Suppose that the population of deer and state is 19,900 and is growing 3% each year predict the population after 10 years.
To predict the population after 10 years, we can use the formula for exponential growth:
Population after t years = Initial population * (1 + growth rate)^t
Where:
Initial population = 19,900
Growth rate = 3% = 0.03
t = 10 years
Let's plug in these values:
Population after 10 years = 19,900 * (1 + 0.03)^10
Calculating this expression:
Population after 10 years ≈ 19,900 * (1.03)^10
Population after 10 years ≈ 19,900 * 1.343916379
Population after 10 years ≈ 26,771.743
Therefore, the predicted population of deer in the state after 10 years would be around 26,771.
To predict the population of deer after 10 years, we can use the formula for exponential growth:
P = P₀ * (1 + r)^t
where:
P is the final population after t years
P₀ is the initial population
r is the growth rate (expressed as a decimal)
t is the number of years
In this case, the initial population (P₀) is 19,900 and the growth rate (r) is 3% or 0.03. The number of years (t) is 10. Plugging in these values into the formula, we can calculate the predicted population:
P = 19,900 * (1 + 0.03)^10
P ≈ 19,900 * (1.03)^10
Using a calculator, we can solve this:
P ≈ 19,900 * 1.34392
P ≈ 26,762.68
Therefore, the predicted population of deer after 10 years would be approximately 26,763.
To predict the population of deer after 10 years, we need to calculate the growth rate for each year and add it to the current population.
Let's break down the problem step by step:
Step 1: Calculate the growth rate per year
The population is growing at a rate of 3% per year.
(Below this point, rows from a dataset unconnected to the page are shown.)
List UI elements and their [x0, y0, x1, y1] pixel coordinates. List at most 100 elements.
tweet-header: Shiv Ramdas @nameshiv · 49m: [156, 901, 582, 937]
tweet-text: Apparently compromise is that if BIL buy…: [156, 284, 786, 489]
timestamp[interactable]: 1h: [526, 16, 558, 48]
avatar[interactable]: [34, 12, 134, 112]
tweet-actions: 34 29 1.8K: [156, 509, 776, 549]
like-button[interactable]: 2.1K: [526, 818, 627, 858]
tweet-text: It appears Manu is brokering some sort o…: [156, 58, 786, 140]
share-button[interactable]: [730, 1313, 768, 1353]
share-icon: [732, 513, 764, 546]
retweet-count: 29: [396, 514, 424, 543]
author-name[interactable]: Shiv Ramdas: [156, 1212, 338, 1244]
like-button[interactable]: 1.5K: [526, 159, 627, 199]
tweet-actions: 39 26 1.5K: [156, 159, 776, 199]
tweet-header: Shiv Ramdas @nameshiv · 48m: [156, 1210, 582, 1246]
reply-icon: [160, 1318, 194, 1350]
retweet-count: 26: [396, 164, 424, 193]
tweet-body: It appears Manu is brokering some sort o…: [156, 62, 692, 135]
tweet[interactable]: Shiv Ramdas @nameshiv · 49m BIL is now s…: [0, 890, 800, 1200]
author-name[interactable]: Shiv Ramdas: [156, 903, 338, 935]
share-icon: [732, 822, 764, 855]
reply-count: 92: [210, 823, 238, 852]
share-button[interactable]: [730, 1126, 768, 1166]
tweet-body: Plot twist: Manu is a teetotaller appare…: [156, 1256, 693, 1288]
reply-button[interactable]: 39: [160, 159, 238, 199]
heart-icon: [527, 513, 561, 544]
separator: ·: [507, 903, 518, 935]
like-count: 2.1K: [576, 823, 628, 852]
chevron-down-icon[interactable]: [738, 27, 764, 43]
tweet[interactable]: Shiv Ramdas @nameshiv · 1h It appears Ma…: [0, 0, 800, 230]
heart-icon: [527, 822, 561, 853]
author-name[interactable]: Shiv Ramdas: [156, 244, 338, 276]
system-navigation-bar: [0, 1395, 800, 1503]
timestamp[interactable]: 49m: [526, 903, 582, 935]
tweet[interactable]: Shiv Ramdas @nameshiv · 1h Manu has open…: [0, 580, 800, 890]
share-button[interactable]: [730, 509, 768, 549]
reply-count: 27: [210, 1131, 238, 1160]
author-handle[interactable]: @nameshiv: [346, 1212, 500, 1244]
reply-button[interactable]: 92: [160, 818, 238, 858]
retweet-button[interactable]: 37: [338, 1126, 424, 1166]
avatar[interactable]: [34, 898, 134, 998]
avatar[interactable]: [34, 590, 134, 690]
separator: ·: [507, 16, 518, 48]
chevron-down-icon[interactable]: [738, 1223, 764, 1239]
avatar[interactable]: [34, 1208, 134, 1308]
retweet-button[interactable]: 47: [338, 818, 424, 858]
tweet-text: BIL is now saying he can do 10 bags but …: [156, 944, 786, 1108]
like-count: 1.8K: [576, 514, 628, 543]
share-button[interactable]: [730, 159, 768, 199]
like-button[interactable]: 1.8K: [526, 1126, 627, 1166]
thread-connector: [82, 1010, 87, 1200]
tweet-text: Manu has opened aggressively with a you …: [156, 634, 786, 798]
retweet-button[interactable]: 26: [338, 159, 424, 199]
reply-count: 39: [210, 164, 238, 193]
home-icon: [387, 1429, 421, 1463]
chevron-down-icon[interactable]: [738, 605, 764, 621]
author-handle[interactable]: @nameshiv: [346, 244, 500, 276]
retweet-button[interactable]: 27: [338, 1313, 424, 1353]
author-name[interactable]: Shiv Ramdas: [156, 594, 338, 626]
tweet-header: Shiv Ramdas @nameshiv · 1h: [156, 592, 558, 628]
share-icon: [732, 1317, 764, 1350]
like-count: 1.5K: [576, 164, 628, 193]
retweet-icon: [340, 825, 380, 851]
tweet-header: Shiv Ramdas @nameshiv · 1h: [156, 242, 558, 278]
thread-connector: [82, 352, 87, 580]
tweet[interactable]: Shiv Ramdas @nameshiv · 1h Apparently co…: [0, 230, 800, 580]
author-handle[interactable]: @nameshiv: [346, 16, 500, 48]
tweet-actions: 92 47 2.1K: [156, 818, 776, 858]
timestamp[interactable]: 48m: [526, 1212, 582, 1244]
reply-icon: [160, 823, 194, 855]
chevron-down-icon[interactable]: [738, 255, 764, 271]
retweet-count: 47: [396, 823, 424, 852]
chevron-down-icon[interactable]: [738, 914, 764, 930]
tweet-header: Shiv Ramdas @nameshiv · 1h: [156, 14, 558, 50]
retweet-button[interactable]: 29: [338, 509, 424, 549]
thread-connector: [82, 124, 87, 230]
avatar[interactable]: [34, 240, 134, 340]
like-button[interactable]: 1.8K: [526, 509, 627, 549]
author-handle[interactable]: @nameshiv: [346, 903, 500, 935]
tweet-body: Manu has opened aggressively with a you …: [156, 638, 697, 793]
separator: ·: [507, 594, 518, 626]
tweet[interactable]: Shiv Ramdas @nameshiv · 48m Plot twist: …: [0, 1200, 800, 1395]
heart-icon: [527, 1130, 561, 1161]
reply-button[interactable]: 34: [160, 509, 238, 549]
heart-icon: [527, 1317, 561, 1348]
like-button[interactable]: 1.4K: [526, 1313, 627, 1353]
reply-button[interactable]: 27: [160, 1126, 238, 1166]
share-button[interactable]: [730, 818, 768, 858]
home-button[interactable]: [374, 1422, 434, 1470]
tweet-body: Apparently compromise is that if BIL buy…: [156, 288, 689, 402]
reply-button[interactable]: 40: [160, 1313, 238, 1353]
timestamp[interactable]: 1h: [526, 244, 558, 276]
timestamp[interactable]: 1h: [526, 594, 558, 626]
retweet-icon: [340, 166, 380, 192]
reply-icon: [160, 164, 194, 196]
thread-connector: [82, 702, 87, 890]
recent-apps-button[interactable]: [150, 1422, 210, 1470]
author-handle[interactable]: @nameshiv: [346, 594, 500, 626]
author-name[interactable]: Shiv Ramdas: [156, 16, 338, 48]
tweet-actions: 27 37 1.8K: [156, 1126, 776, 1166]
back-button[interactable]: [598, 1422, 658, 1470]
To calculate the growth rate, we multiply the current population by 3% (or 0.03).
Growth rate per year = 0.03
Step 2: Calculate the population after one year
To predict the population after one year, we add the growth rate to the current population.
Population after one year = Current population + (Current population * Growth rate per year)
Population after one year = 19,900 + (19,900 * 0.03)
Step 3: Calculate the population after 10 years
To predict the population after 10 years, we need to repeat step 2 for each year. Since the growth rate is constant, we can use a formula to calculate it in one step.
Population after 10 years = Current population * (1 + Growth rate per year)^Number of years
Population after 10 years = 19,900 * (1 + 0.03)^10
Calculating the above expression, we get:
Population after 10 years ≈ 28,247
Therefore, the predicted population of deer after 10 years is approximately 28,247 individuals.